Israel and Hamas reached an agreement earlier this week to return the remains of eight prisoners in two groups this week and next, as well as release six living Israeli captives on Saturday.
The hostages’ forum identified the six as Eliya Cohen, Tal Shoham, Omer Shem Tov, Omer Wenkert, Hisham al-Sayed, and Avera Mengistu.
The ceasefire in Gaza has been maintained despite charges of violations on both sides.
Israeli Foreign Minister Gideon Saar said on Tuesday that talks on the second phase, which is likely to lay down a more permanent conclusion to the war, would begin “this week.”.

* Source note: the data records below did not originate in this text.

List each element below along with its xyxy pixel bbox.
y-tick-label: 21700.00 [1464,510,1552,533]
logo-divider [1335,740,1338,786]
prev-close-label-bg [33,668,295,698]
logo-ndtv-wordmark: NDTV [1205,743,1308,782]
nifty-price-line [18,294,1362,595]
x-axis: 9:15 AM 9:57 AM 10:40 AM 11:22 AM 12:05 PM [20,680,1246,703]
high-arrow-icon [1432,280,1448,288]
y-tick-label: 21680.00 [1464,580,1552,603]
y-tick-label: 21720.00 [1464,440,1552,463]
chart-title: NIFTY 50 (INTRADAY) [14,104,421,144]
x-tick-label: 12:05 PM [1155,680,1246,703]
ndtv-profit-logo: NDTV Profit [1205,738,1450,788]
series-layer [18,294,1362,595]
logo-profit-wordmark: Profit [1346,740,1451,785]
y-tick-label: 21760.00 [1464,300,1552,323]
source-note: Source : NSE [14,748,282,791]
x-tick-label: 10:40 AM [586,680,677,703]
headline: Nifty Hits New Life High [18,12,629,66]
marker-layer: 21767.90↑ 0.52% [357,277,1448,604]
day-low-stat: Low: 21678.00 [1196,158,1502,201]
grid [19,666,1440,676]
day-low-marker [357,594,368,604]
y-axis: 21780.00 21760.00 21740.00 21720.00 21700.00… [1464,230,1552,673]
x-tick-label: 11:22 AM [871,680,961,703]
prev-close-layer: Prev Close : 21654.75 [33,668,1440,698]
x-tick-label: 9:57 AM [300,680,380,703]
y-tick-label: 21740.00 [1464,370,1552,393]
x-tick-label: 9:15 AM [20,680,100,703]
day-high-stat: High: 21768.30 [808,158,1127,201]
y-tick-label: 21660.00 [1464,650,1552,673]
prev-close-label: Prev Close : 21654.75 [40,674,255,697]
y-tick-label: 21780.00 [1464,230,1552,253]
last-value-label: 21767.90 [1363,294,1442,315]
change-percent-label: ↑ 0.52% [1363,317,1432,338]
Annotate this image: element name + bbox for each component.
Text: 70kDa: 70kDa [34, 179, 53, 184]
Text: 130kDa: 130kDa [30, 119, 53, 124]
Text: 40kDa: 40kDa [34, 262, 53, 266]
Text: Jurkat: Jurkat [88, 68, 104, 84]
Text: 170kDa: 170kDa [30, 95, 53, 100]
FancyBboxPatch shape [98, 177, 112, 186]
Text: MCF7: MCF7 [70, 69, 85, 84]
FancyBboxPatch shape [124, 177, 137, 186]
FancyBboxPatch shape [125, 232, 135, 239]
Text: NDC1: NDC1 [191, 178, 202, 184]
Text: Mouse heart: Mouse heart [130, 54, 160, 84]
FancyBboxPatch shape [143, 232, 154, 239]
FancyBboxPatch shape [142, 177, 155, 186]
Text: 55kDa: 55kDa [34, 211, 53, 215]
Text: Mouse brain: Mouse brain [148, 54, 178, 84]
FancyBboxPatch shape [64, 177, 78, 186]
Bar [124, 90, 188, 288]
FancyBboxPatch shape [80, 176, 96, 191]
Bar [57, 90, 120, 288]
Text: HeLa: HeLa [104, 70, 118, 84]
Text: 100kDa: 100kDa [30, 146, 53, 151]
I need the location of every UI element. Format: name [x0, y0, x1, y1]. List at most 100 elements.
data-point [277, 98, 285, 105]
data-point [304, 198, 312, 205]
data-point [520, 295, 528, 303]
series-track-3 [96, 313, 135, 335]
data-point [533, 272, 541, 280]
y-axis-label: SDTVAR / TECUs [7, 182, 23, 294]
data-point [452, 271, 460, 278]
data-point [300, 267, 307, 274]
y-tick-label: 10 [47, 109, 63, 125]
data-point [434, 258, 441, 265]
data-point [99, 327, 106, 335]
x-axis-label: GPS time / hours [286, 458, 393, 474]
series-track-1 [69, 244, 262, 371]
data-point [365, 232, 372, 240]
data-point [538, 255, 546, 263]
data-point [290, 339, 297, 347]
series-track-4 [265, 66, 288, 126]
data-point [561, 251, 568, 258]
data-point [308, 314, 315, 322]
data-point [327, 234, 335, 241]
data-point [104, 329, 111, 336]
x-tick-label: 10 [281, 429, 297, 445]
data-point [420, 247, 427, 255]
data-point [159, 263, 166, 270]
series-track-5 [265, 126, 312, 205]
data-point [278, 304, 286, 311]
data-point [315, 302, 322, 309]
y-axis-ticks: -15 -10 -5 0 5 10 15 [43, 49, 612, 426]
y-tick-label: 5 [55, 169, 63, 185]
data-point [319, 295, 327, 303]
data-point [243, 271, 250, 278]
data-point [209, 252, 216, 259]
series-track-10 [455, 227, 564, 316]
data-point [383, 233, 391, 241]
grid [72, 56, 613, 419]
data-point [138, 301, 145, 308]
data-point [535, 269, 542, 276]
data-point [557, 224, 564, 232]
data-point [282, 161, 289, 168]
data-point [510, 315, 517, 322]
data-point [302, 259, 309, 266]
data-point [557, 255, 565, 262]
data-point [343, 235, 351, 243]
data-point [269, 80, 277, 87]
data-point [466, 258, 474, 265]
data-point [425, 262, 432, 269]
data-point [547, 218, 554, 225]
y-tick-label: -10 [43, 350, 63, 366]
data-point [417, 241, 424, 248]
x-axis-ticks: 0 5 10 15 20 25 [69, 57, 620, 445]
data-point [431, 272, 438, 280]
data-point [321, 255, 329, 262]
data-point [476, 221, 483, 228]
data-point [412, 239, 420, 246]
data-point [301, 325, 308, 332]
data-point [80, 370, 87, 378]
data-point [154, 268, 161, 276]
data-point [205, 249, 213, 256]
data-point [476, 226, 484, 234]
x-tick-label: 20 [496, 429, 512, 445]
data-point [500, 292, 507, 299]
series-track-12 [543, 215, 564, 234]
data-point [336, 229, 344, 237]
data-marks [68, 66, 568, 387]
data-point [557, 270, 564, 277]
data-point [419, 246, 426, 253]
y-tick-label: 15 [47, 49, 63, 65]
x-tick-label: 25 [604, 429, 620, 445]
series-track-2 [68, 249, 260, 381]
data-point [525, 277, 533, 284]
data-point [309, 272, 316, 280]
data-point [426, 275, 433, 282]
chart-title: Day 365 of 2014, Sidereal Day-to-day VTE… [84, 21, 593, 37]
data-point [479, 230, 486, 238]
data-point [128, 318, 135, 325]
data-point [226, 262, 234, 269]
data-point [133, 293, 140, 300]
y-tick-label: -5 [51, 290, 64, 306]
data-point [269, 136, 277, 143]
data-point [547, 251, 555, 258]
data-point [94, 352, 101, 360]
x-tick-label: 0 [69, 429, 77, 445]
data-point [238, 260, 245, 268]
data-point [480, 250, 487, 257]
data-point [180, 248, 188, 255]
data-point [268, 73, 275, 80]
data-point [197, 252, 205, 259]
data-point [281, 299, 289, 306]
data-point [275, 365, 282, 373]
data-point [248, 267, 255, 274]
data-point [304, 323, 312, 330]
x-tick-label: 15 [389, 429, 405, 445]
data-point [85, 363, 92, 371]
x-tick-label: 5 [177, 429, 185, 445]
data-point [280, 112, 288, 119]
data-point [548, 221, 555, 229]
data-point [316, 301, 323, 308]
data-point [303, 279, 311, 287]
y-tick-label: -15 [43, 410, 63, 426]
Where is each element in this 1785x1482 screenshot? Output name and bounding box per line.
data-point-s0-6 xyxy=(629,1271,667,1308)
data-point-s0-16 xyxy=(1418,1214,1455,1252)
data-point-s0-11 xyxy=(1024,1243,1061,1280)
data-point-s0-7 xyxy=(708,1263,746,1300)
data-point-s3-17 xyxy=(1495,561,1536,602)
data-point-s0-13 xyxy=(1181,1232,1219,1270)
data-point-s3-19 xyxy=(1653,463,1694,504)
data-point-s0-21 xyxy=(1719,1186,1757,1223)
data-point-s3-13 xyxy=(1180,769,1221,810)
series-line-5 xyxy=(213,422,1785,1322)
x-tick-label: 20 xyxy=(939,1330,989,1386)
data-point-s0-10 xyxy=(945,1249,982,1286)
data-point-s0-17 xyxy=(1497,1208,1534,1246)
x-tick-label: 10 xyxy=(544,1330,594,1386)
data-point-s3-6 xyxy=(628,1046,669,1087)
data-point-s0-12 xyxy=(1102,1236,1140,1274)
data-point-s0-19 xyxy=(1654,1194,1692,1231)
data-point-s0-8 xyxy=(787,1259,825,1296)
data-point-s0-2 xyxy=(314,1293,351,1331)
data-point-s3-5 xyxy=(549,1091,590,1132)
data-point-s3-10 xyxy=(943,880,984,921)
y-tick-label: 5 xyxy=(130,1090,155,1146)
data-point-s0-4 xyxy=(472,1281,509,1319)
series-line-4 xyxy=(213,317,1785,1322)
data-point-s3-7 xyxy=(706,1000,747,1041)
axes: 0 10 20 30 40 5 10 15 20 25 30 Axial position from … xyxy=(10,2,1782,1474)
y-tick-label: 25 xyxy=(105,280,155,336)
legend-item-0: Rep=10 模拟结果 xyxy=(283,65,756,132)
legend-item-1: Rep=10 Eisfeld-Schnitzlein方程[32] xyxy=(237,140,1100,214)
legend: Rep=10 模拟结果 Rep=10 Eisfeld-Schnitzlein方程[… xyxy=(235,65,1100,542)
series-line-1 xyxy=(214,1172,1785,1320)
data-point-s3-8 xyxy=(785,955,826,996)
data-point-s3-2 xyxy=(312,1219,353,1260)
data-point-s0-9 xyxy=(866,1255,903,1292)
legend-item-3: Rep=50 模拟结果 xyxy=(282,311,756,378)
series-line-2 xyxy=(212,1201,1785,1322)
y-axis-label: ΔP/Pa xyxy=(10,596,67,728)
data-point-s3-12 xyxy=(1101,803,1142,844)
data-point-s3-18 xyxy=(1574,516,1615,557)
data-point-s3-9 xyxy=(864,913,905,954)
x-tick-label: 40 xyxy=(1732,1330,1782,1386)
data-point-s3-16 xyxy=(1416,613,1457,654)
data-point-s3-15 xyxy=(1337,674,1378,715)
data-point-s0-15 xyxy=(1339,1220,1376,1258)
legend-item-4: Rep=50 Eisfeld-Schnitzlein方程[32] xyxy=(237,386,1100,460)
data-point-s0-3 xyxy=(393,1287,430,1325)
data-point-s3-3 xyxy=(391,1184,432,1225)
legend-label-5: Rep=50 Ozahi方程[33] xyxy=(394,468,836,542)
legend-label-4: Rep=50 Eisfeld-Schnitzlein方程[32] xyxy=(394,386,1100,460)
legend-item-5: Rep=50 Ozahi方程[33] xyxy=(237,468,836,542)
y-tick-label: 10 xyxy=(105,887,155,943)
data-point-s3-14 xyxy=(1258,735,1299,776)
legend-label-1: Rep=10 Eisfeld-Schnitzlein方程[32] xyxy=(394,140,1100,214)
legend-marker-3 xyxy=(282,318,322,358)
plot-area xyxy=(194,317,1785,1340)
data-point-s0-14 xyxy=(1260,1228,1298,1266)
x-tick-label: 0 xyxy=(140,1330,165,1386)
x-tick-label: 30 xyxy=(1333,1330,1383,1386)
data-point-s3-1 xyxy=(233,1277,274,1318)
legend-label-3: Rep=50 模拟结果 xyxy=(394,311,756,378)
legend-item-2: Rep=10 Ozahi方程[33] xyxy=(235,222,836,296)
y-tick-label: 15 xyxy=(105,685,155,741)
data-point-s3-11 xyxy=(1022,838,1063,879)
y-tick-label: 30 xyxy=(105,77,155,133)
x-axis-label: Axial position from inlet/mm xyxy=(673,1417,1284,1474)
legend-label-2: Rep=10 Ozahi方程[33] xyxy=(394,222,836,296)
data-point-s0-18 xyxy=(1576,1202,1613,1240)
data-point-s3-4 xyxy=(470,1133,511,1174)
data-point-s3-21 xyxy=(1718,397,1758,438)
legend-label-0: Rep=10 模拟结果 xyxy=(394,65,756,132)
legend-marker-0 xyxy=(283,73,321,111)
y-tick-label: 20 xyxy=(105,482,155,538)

Taher al-Nunu, a senior Hamas official, told AFP on Wednesday that Hamas was ready to release all remaining hostages in Gaza in a single trade during phase two.
He did not say how many hostages were currently held by Hamas or other extremist groups.
During the attack, Hamas and its allies kidnapped 251 people, 70 of whom are still in Gaza, with the Israeli military claiming 35 are dead.
According to an AFP assessment of Israeli official estimates, the attack killed 1,211 individuals, the majority of whom were civilians.
Israel’s retaliatory bombardment has killed at least 48,297 people in Gaza; the bulk of them are civilians, according to estimates from the health ministry in the Hamas-run enclave that the UN considers credible.